# 4.7 建立堆疊的函式

In [5]:
# --- 第 1 部分 ---
# 匯入函式庫
import numpy as np
from sklearn.model_selection import KFold
from copy import deepcopy

In [6]:
# --- 第 2 部分 ---
class StackingRegressor():
    def __init__(self, learners):
        # 接收基學習器、超學習器、以及堆疊中每一層分別有多少學習器
        # 複製學習器
        self.level_sizes = []
        self.learners = []
        for learning_level in learners:
            self.level_sizes.append(len(learning_level))
            level_learners = []
            for learner in learning_level:
                level_learners.append(deepcopy(learner))
            self.learners.append(level_learners)
# --- 第 3 部分 ---
    # fit 函式
    # 用第i-1層的基學習器預測值來訓練第i層的基學習器
    def fit(self, x, y):
        # 第1層基學習器的訓練資料即為原始資料
        meta_data = [x]
        meta_targets = [y]
        for i in range(len(self.learners)):
            level_size = self.level_sizes[i]

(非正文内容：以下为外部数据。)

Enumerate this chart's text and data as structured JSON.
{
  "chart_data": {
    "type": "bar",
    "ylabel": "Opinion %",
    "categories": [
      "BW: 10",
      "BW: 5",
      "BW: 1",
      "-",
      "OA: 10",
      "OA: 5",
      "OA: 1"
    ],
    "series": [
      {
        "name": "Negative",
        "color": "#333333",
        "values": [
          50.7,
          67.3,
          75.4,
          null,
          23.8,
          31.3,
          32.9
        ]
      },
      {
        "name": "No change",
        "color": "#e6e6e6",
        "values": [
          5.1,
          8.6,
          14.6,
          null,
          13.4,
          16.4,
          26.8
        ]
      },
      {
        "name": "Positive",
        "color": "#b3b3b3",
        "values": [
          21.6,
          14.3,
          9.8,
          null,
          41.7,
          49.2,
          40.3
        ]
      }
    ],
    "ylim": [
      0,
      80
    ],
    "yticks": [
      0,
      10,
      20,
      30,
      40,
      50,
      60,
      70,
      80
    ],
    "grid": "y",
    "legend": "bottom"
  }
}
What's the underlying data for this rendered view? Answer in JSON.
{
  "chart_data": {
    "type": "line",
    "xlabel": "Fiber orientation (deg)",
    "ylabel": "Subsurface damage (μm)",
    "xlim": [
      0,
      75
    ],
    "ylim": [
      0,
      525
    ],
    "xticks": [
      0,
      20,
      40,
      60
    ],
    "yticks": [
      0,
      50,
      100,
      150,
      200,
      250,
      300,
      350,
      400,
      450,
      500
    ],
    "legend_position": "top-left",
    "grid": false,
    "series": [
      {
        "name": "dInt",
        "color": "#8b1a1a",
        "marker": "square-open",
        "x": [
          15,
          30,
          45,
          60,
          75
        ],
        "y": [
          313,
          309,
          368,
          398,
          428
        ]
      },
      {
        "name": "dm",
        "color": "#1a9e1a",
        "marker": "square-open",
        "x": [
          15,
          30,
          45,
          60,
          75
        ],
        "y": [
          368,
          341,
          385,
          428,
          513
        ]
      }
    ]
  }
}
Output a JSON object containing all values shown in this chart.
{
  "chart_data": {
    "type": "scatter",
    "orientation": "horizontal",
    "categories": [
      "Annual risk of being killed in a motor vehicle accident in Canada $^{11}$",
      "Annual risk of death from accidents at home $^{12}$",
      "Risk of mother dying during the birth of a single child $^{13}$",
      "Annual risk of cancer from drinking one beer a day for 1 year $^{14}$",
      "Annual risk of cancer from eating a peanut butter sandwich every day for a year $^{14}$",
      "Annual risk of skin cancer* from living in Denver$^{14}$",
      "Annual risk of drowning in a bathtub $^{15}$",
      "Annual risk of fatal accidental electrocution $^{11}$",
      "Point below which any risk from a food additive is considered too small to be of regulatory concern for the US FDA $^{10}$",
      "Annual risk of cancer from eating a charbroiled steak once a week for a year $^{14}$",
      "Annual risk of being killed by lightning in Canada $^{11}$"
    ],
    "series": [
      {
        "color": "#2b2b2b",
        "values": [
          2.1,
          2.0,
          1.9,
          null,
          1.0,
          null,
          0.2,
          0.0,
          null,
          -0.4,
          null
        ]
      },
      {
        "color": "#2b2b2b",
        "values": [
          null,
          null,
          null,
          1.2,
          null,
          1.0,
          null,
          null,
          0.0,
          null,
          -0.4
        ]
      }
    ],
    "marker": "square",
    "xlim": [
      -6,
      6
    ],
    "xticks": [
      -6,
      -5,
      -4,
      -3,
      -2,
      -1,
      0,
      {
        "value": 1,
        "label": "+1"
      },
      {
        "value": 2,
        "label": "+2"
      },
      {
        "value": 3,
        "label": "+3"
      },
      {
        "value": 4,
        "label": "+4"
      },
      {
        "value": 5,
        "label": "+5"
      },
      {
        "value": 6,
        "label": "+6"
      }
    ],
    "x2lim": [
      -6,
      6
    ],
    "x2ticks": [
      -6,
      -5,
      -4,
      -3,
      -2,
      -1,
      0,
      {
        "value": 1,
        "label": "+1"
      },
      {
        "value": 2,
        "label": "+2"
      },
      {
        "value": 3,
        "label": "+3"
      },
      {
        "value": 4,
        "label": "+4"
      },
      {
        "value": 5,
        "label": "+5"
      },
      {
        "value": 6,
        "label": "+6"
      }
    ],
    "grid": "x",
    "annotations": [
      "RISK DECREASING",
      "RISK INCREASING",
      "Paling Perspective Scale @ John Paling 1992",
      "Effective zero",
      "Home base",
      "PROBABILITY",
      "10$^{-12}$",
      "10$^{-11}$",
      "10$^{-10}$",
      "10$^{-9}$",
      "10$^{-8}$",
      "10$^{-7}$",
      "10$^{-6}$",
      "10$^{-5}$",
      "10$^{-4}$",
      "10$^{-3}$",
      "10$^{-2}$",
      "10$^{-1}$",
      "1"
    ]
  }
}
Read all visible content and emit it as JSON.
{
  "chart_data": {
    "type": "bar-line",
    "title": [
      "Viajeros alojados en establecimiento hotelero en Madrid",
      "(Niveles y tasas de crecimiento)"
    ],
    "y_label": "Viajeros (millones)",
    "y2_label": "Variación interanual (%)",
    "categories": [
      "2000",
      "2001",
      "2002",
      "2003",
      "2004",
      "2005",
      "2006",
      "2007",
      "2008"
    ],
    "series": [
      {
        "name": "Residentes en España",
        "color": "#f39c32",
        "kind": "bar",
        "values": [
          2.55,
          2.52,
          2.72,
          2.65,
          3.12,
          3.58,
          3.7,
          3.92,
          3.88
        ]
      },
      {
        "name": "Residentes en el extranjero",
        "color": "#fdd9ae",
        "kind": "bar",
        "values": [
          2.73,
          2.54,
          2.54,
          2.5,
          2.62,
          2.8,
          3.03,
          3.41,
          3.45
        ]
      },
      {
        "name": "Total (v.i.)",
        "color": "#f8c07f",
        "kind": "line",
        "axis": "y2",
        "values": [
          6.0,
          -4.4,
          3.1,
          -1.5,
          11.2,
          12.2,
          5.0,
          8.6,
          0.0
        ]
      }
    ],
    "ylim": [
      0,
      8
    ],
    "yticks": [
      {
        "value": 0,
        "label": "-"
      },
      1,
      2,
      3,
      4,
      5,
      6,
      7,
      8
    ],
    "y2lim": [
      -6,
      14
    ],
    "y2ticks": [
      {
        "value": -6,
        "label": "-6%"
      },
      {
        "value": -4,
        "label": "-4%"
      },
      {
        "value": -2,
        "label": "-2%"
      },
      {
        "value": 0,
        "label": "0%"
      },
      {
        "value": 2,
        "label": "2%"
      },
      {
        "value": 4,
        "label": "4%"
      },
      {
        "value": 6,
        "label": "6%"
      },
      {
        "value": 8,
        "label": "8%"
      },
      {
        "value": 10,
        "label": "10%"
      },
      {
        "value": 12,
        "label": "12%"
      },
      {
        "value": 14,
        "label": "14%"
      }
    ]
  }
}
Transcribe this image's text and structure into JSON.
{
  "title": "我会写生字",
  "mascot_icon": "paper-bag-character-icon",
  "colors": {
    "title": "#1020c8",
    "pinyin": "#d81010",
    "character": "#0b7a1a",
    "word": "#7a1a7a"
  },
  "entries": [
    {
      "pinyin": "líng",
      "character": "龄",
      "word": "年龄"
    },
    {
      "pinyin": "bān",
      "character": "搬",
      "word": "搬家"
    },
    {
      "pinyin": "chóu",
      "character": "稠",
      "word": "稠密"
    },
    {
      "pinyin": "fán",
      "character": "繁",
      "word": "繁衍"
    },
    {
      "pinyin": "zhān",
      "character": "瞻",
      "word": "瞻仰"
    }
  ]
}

            # 建立第i層預測值的儲存空間
            data_z = np.zeros((level_size, len(x)))
            target_z = np.zeros(len(x))

            # 取得第i層訓練資料集
            train_x = meta_data[i]
            train_y = meta_targets[i]

            # 建立交叉驗證
            KF = KFold(n_splits=5)
            meta_index = 0
            for train_indices, test_indices in KF.split(x):
                for j in range(len(self.learners[i])):
                    # 使用前K-1折訓練第j個基學習器
                    learner = self.learners[i][j]
                    learner.fit(train_x[train_indices],train_y[train_indices])
                    # 使用第K折驗證第j個基學習器
                    predictions = learner.predict(train_x[test_indices])
                    # 儲存第K折第j個基學習器預測結果
                    data_z[j][meta_index:meta_index+len(test_indices)] = predictions

                target_z[meta_index:meta_index + len(test_indices)] = train_y[test_indices]
                meta_index += len(test_indices)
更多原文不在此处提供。